Merci Anbaj

Pour une fois nos deux grands esprits se rencontrent
Il faut absolument que Abondance comprenne que notre subconscient se sert de notre vécu réel pour fabriquer un scénario-choc avec ces éléments-là , afin de nous faire réagir sur des points précis de notre vie. C'est pourquoi je ne cesserai de répéter que RIEN n'est VRAI en rêve.. TOUT est SYMBOLE !
D'autre part, nous sommes toujours l'acteur principal de nos rêves, même si ce sont des personnes connues qui font office de figurants : ils symbolisent TOUS (sans exception) les différentes facettes composant notre personnalité.
=> par exemple, le père autoritaire, dictateur, qui nous contrôle ou surveille nos faits et gestes, évoquerait l'image du "surveillant", une des nombreuses formes du << surmoi >>

Surveillant : Un aspect de nous-même chargé de surveiller les autres, de nous rappeler à l'autre <<moi >> si besoin en était.
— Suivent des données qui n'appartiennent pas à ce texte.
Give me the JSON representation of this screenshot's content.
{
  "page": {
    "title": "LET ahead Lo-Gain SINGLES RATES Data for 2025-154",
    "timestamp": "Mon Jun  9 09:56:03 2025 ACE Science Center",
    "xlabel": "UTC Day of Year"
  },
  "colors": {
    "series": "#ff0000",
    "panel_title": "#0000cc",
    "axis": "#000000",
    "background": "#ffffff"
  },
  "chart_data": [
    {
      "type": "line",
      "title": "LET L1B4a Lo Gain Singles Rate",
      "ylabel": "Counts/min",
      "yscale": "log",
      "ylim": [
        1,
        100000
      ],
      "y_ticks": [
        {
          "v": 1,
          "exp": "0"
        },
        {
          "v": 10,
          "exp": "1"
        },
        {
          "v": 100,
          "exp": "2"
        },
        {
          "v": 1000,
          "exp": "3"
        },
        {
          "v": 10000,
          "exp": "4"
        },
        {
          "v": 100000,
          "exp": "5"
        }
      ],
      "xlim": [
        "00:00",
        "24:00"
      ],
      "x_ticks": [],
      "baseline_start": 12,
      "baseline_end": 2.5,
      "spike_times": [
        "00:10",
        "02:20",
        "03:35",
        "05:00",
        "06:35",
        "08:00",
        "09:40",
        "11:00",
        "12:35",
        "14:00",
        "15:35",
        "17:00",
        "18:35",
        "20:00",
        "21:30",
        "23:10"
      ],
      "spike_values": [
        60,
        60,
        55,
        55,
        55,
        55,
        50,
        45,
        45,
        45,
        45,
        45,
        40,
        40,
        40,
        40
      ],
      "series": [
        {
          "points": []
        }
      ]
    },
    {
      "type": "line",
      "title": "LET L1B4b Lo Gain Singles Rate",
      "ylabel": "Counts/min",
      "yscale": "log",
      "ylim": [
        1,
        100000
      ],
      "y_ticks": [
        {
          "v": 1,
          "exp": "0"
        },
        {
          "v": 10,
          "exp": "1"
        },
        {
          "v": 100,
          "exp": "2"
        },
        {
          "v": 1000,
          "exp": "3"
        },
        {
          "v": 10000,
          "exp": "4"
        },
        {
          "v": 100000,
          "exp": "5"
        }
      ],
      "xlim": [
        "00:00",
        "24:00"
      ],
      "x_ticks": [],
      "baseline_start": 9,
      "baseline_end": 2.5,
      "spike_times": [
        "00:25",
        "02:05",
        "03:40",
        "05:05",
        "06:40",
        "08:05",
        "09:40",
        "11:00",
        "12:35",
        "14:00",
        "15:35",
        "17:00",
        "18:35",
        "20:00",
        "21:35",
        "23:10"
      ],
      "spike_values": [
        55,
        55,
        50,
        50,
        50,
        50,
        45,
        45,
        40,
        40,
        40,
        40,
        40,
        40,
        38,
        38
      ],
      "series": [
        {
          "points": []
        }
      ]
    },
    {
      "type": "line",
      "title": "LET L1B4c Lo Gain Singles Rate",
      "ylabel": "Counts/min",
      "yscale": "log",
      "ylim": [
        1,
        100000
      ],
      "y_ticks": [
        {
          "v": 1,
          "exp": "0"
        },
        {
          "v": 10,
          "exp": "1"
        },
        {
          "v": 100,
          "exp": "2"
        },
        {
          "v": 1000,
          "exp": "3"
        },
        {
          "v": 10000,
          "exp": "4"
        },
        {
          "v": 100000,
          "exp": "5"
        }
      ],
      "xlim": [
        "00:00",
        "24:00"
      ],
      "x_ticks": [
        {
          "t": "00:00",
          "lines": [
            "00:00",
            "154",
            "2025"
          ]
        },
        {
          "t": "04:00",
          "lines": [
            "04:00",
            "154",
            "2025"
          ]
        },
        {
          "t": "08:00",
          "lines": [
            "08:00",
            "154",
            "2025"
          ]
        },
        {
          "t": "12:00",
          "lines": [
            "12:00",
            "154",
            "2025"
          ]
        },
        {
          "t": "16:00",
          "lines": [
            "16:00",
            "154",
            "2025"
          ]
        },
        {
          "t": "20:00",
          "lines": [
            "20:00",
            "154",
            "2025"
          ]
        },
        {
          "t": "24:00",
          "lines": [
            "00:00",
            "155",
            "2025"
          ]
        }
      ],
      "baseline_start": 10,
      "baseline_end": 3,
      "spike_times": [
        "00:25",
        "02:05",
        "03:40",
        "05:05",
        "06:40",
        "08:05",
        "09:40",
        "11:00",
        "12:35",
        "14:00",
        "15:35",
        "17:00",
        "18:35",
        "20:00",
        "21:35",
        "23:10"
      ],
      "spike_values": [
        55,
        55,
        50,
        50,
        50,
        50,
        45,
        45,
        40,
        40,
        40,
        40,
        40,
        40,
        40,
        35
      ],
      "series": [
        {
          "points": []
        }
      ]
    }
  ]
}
Une des nombreuses formes du <<surmoi>>

ce personnage de nos rêves est craint encore plus que dans le réel

C'est le "superviseur", celui qui veille au bon fonctionnement de notre psychisme
=> C'est lui qui nous permet de rester intègre, vis à vis de soi et des autres
=> Toute forme de tricherie, de mensonge avec soi-même se voit aussitôt sanctionné par la présence d'un "contrôleur" en rêve

Le "contrôleur" peut aussi symboliser un aspect masculin : père trop rigide, terroriste, qui continue à vouloir tout contrôler en nous.. Dans ce cas, la terreur qu'il inspire se transforme en colère
PS : Concernant l'harmonisation de l'anima et de l'animus, l'aboutissement de ce processus a été nommé (en psychanalyse) :<< l'INDIVIDUATION >>

Dans le cadre de la "clinique", ou simplement en suivant ses rêves, jour après jour, sur une longue période, et en prenant conscience de cette part féminine (anima), ces personnages qu'il a en lui (le rêveur), le masculin réel de l'homme (l'animus) se met à se développer.
=> Ce processus se nomme l'individuation.
=> L'aboutissement de cette réalisation se fait en général, par la rencontre avec la figure de la femme sage vers la fin du processus. Les personnages masculins (bien que relevant en général de la psyché féminine) apparaissant parfois dans l'homme au cours de ce processus.
=> NB : ici le mot "Clinique" n'est pas à prendre au sens propre ni au premier degré (clinique/établissement hospitalier), mais plutôt au sens psychanalytique.